TOBY GRAHAM, MD: Inflammatory bowel disease is a disease which affects the intestine. It is a disease that as such can cause symptoms that are GI-related symptoms. Anything from impaired ability to eat, loss of appetite, to the most dramatic manifestation, which is the diarrhea and often hemorrhage, actual loss of blood in that diarrhea.
ANNOUNCER: Nutrition problems are common with IBD. One problem is that people with IBD often limit what they eat because they get cramps and experience nausea. Or, they may want to avoid a sudden episode of diarrhea in social situations.
TOBY GRAHAM, MD: There is actually a decrease in oral intake, and it's significant in both children and adults with inflammatory bowel disease. So overall prevalence of nutritional, serious nutritional problems in inflammatory bowel disease, is of the order to 80 to 85%.
ANNOUNCER: People with IBD also have intestines that fail to absorb the nutrients their bodies need.
STEPHEN McCLAVE, MD: Crohn's disease typically or most commonly affects the end of the small bowel where fat and fat-soluble vitamins are absorbed. So, A, D, E and K are the four fat-soluble vitamins. Because of the disease process, we have trouble absorbing them and so, typically, we have to watch for vitamin D deficiency, osteoporosis, vitamin A deficiency and breakdown of the skin and night blindness, vitamin E deficiency that can lead to some neuromuscular problems and vitamin K that could affect our clotting abilities.
ANNOUNCER: People with IBD also lose nutrients, as well as protein and important fluids, because of damage to intestinal tissue.
TOBY GRAHAM, MD: One of the things about inflammatory bowel disease is that protein is lost Inflammatory bowel disease affects the lining of the intestine in the colon of the surface area no longer is able to retard the leak of serum and protein, so there is a huge protein leak from the gut.
ANNOUNCER: Another factor that can contribute to malnourishment in people with IBD is the stress response. When the body kicks into to its disease-fighting mode, extra calories are needed, compounding nutritional problems. Medicines are usually the first line of therapy in treating people with IBD. But careful attention to diet, and even nutritional therapy, can help, too. Many people with IBD believe, for example, that flare-ups can be avoided if certain foods are avoided. Dairy products are a common problem, but other generalizations are difficult.

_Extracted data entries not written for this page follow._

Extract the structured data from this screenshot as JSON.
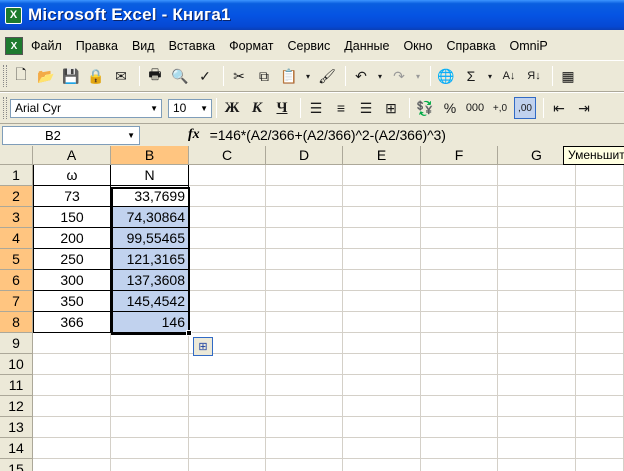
{
  "window": {
    "title": "Microsoft Excel - Книга1",
    "app_icon": "X"
  },
  "menu": [
    "Файл",
    "Правка",
    "Вид",
    "Вставка",
    "Формат",
    "Сервис",
    "Данные",
    "Окно",
    "Справка",
    "OmniP"
  ],
  "toolbar_format": {
    "font_name": "Arial Cyr",
    "font_size": "10",
    "bold": "Ж",
    "italic": "К",
    "underline": "Ч",
    "percent": "%",
    "thousands": "000"
  },
  "formula_bar": {
    "name_box": "B2",
    "fx_label": "fx",
    "formula": "=146*(A2/366+(A2/366)^2-(A2/366)^3)"
  },
  "tooltip": "Уменьшит",
  "columns": [
    "A",
    "B",
    "C",
    "D",
    "E",
    "F",
    "G"
  ],
  "rows": [
    {
      "num": "1",
      "a": "ω",
      "b": "N"
    },
    {
      "num": "2",
      "a": "73",
      "b": "33,7699"
    },
    {
      "num": "3",
      "a": "150",
      "b": "74,30864"
    },
    {
      "num": "4",
      "a": "200",
      "b": "99,55465"
    },
    {
      "num": "5",
      "a": "250",
      "b": "121,3165"
    },
    {
      "num": "6",
      "a": "300",
      "b": "137,3608"
    },
    {
      "num": "7",
      "a": "350",
      "b": "145,4542"
    },
    {
      "num": "8",
      "a": "366",
      "b": "146"
    },
    {
      "num": "9",
      "a": "",
      "b": ""
    },
    {
      "num": "10",
      "a": "",
      "b": ""
    },
    {
      "num": "11",
      "a": "",
      "b": ""
    },
    {
      "num": "12",
      "a": "",
      "b": ""
    },
    {
      "num": "13",
      "a": "",
      "b": ""
    },
    {
      "num": "14",
      "a": "",
      "b": ""
    },
    {
      "num": "15",
      "a": "",
      "b": ""
    }
  ],
  "colors": {
    "titlebar": "#0554e3",
    "selection": "#c1d2ee",
    "header_selected": "#ffc580"
  }
}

STEPHEN McCLAVE, MD: There are a lot of myths out there about diet and inflammatory bowel disease. There is no one specific diet, there's not a Crohn's disease diet or an ulcerative colitis diet that we put patients on automatically. But there are certain things that they typically get into trouble with. A surprising problem they have are food intolerances. Food intolerances are not food allergies, but intolerance means, when they eat this food, it increases their symptoms. And, if you are very careful and take a good diet history, you can figure out specific foods that cause symptoms.
ANNOUNCER: One type of food, fiber, is a double-edged sword for people with IBD helping some people and hurting others.
STEPHEN McCLAVE, MD: Fiber is good to help soak up excess fluid in patients that are prone to diarrhea, and that could be good for patients with Crohn's or ulcerative colitis. But with patients with Crohn's disease that tend to have partial obstruction, that big bolus of fiber could lead to partial obstruction and cause trouble. An interesting thing with ulcerative colitis is that fiber is broken down to short-chain fatty acids and short-chain fatty acids are a compound in the food that has a very healthy effect on the colon.
ANNOUNCER: Nutritional considerations are important in the management of IBD. Patients do best when they work with their doctors to make sure they take in the nutrients and fluids their bodies need. And people with IBD may be able to avoid some flair-ups by paying careful attention to their bodies' reaction to some of the foods they eat.